Comentario al Evangelio del

Francisco Javier Goñi, cmf

Otra vez Jesús escandalizando. La novedad radical de su mensaje sobre Dios y la Salvación del hombre le llevaba a romper continuamente con las estructuras y costumbres de la religión judía de su tiempo. Se acercaba a los que más sufrían; enfermos, pecadores, publicanos, prostitutas eran sus preferidos; con ellos compartía la vida, a ellos ofrecía la curación y el perdón, a ellos llamaba a la conversión, a ellos invitaba a seguirle. Y con ellos –el colmo de los colmos–, se sentaba a comer. Compartir la misma mesa para los judíos es el mayor gesto de amistad y acogida que se puede tener con alguien: es símbolo de que se quiere compartir todo, hasta la propia suerte y destino, con aquellos con quienes se comparte el pan y el vino. También nosotros, pecadores como aquellos, nos acercamos invitados por Jesús a compartir el Banquete de la Eucaristía: en él, el Señor nos declara su amistad, se encuentra con nosotros, nos entrega su vida y nosotros recibimos su perdón, su Palabra, su Amor, la Vida Nueva.

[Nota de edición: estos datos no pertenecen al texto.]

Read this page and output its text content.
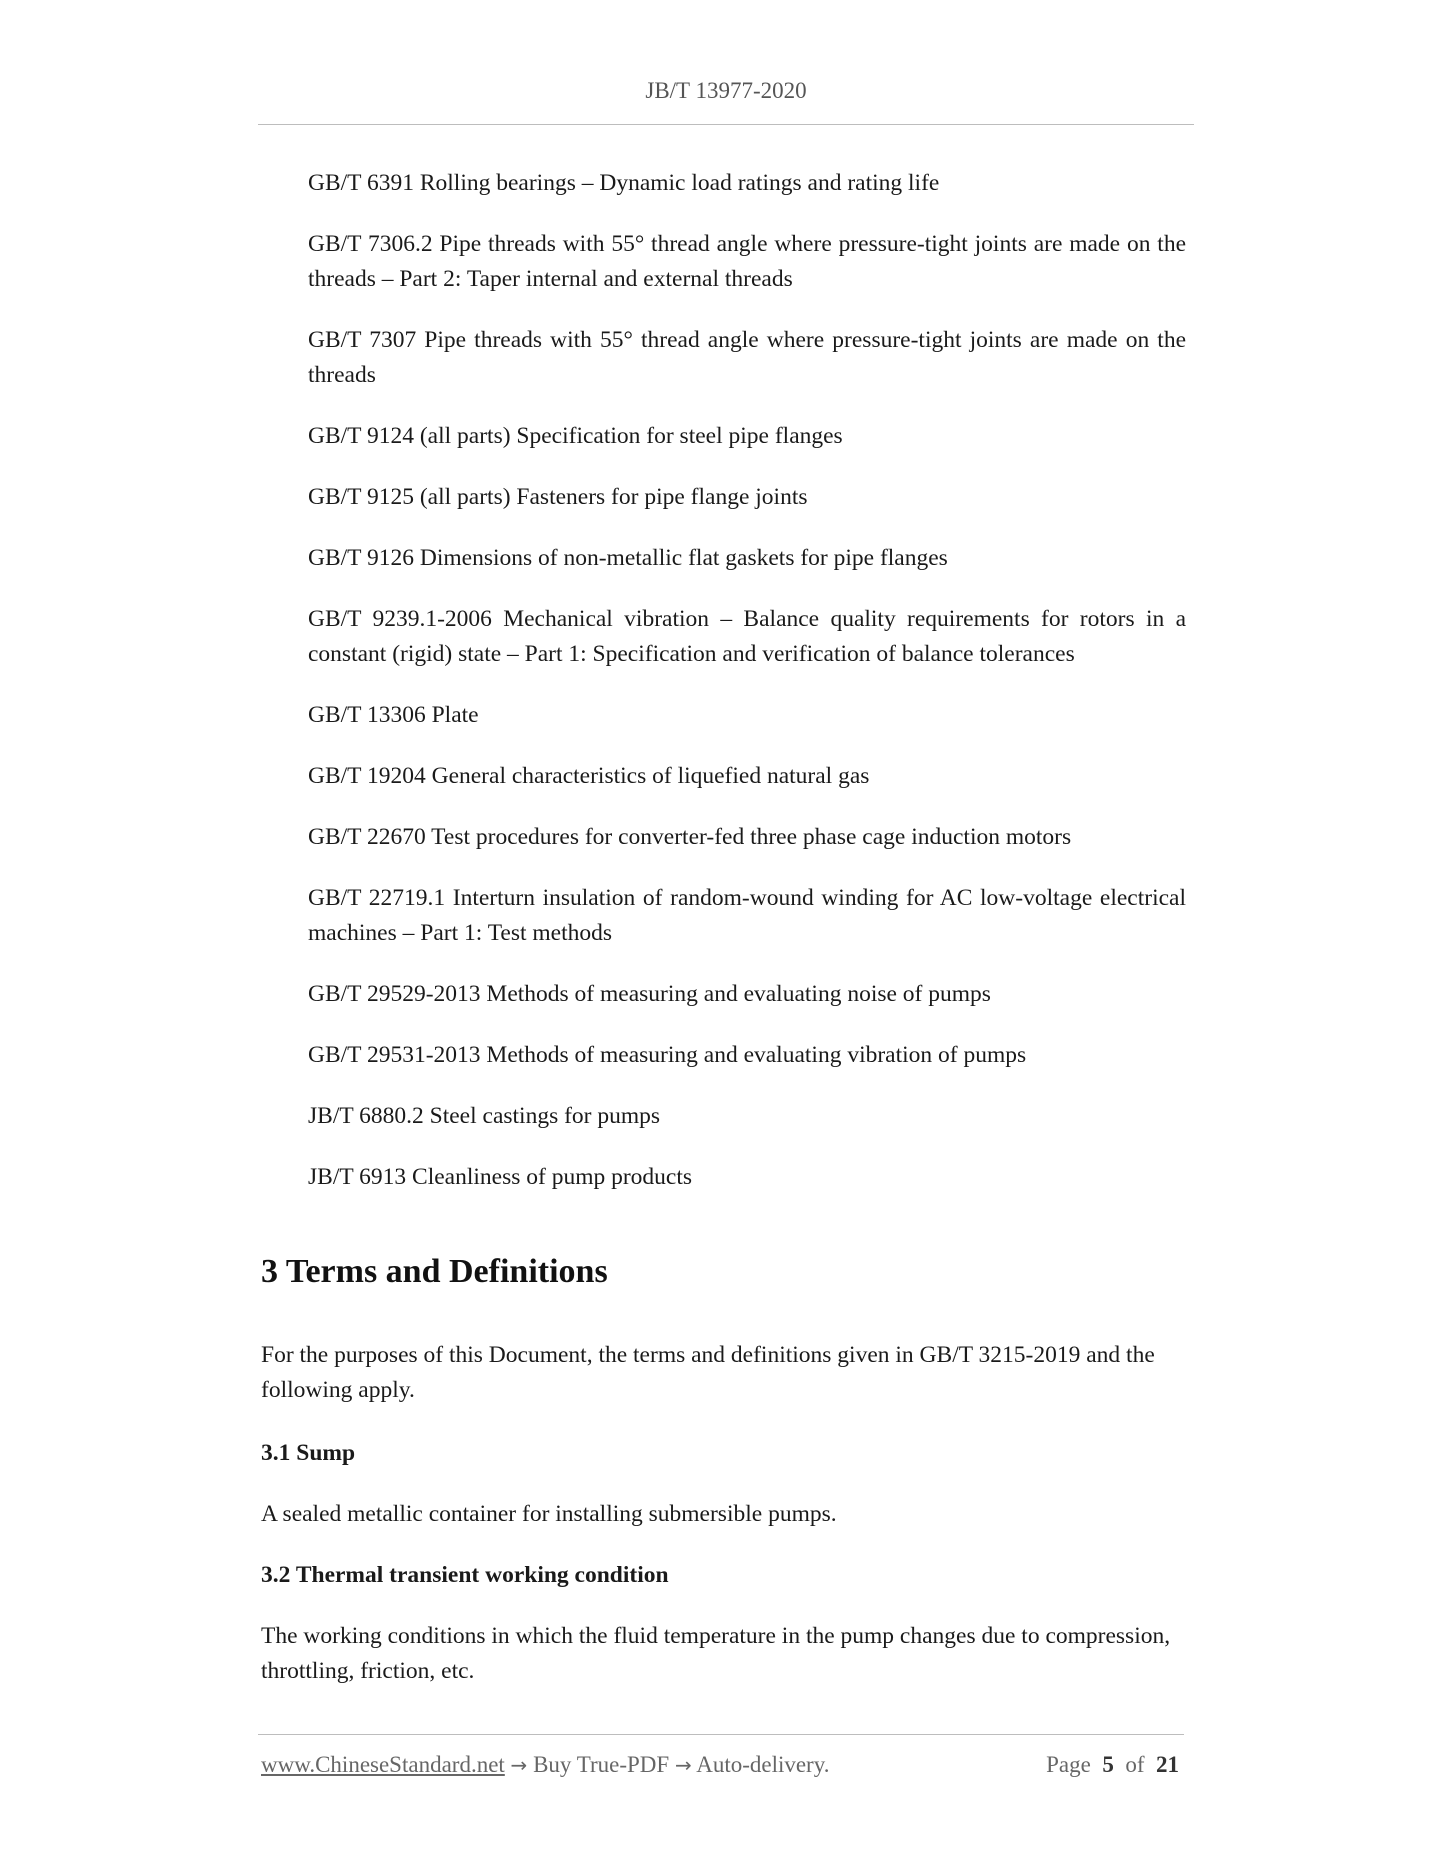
JB/T 13977-2020

GB/T 6391 Rolling bearings – Dynamic load ratings and rating life

GB/T 7306.2 Pipe threads with 55° thread angle where pressure-tight joints are made on the threads – Part 2: Taper internal and external threads

GB/T 7307 Pipe threads with 55° thread angle where pressure-tight joints are made on the threads

GB/T 9124 (all parts) Specification for steel pipe flanges

GB/T 9125 (all parts) Fasteners for pipe flange joints

GB/T 9126 Dimensions of non-metallic flat gaskets for pipe flanges

GB/T 9239.1-2006 Mechanical vibration – Balance quality requirements for rotors in a constant (rigid) state – Part 1: Specification and verification of balance tolerances

GB/T 13306 Plate

GB/T 19204 General characteristics of liquefied natural gas

GB/T 22670 Test procedures for converter-fed three phase cage induction motors

GB/T 22719.1 Interturn insulation of random-wound winding for AC low-voltage electrical machines – Part 1: Test methods

GB/T 29529-2013 Methods of measuring and evaluating noise of pumps

GB/T 29531-2013 Methods of measuring and evaluating vibration of pumps

JB/T 6880.2 Steel castings for pumps

JB/T 6913 Cleanliness of pump products

3 Terms and Definitions
For the purposes of this Document, the terms and definitions given in GB/T 3215-2019 and the following apply.
3.1 Sump
A sealed metallic container for installing submersible pumps.
3.2 Thermal transient working condition
The working conditions in which the fluid temperature in the pump changes due to compression, throttling, friction, etc.
www.ChineseStandard.net → Buy True-PDF → Auto-delivery.	Page 5 of 21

Ante aquel espectáculo de fiesta y comida compartida con pecadores indignos, vuelven de nuevo a la carga los judíos observantes: “¿Cómo es que coméis y bebéis con publicanos y pecadores?”. No conseguían entenderlo: si realmente Jesús venía de parte de Dios tendría que sentarse a la mesa con los puros y perfectos, como ellos. No comprendían que también ellos, quizás más que nadie, eran pecadores necesitados del amor y el perdón de Dios. La respuesta de Jesús no se hace esperar: Él ha venido a sanar y salvar corazones y vidas; Él ha venido para atender precisamente a los pecadores, a los que necesitan la Salvación de Dios. El problema de aquellos escribas y fariseos era el no querer reconocer que también ellos eran pecadores, necesitados por tanto del amor salvador que Jesús había venido a traer. Pero no eran conscientes de ello: se creían justos. Y así, Jesús no podía hacer nada por ellos.

Líbrenos Dios de esa terrible ceguera que nos impide ver que no somos mejores que nadie, que el pecado mancha también nuestro corazón, y que necesitamos como el que más que Jesús nos mire, nos perdone, nos ame, nos sane, nos libere, nos salve. ¡Qué inmensa felicidad cuando te das cuenta de que a pesar de no ser digno Él te invita a la mesa, te regala su vida, te perdona, te ama, transforma y convierte tu corazón y te llama a seguirle!